The contrast between how the two campaigns managed digital maps well to the culture rift we see inside most NGO’s. Obama’s team fundamentally understood the distributed, networked nature of the web. They maintained a tech start-up culture, integrated digital into the core of everything they did, hired very senior digital leadership who reported to the top, and created a culture of experimentation, risk taking, and innovation.

Romney’s campaign was based on a much more traditional model, outsourcing a lot of key digital work to consultants, not investing as big, and not taking as many risks. So while they checked all the boxes for a good digital campaign – no small feat to pull off – there was a lot of noise, and nothing they did was truly transformative.

Think for a moment what a high risk move this was for the Obama team at first.
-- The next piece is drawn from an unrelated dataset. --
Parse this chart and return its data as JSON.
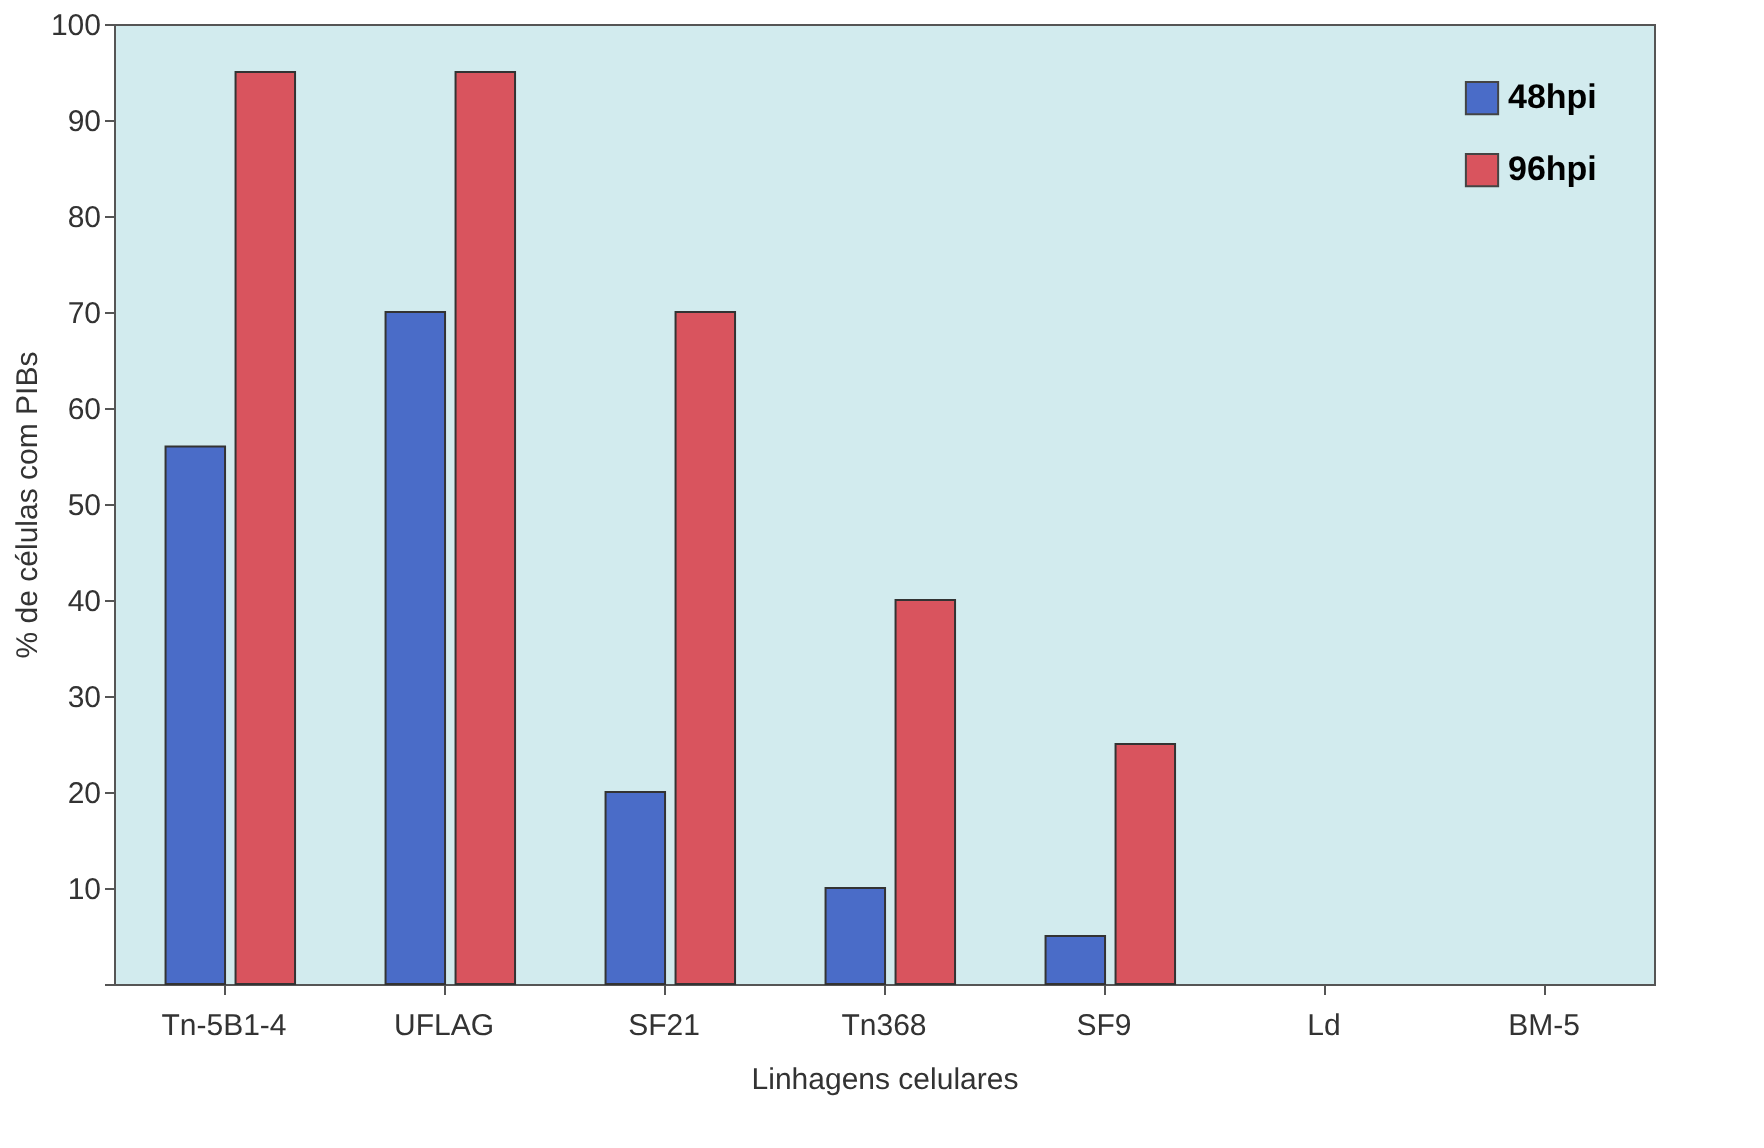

It would have required enormous alignment and buy-in from the top to put this much attention onto one massive, unproven thing that had never been done before, and protect that effort from getting side-tracked by the zillion other demands on the digital strategy, resources, and time of the team.

Do you think that kind of risk and trust could be handled by an org that didn’t “get” digital, and the messy and scary process of innovation, fundamentally at its core?

Mastering the basics, then going exploring

number 1 cuffsThe Romney campaign did aim high with one digital tool, their much-vaunted “Orca” mobile GOTV application. Orca is now a well documented failure, and as with any experiment it’s easy to point fingers as to what went wrong (I know, let’s blame the consultants!).

But we’ve all launched failed products, and I wonder if what it points to rather than pure incompetence is the broader inability of most digital teams to really protect their focus. Digital directors today are expected to get everything right: social media, content publishing, mobile, fundraising, promotion and marketing, influencer networks, metrics, platform/tech management…the list goes on. Amazingly, most teams I know are doing a great job at keeping all these boats afloat.

But what are we really able to focus on amidst all the noise?

Innovation is hard. Let’s just be real about that

I see how much time digital teams spend chasing poorly thought out ideas that don’t really fill a need or meet an important audience where they are. Maybe it’s the pet project of a board member. An idea from a strong willed CEO, campaign director, or program expert who fundamentally doesn’t understand the web. Or a simple case of a decent idea that’s not given enough time and patience to see it eventually bear fruit.

And I think part of that problem lies with us. We don’t push back hard enough on bad ideas from big personalities. We lack communications skills to be understood. We don’t understand how our internal positioning limits our influence over strategic decisions. We don’t have a quick enough handle on metrics to win arguments. Or we’re overly self-confident, and under-estimate how hard it is to actually pull off real innovation. We don’t demand the budgets we need to truly succeed.

The question digital directors, bosses and staff need to wrestle with is this. Job one is clearly to master the basics, keep pace with change, and do a whole bunch of fairly difficult things, fairly well. To build a good digital program.

But to aim for greatness, to find a supremely strategic innovation that helps solve your organization’s most fundamental business problems, that, if you actually pulled it off, would put some serious space between you and your competition or opposition, requires altogether different thinking.

So are you ready to find your one big thing?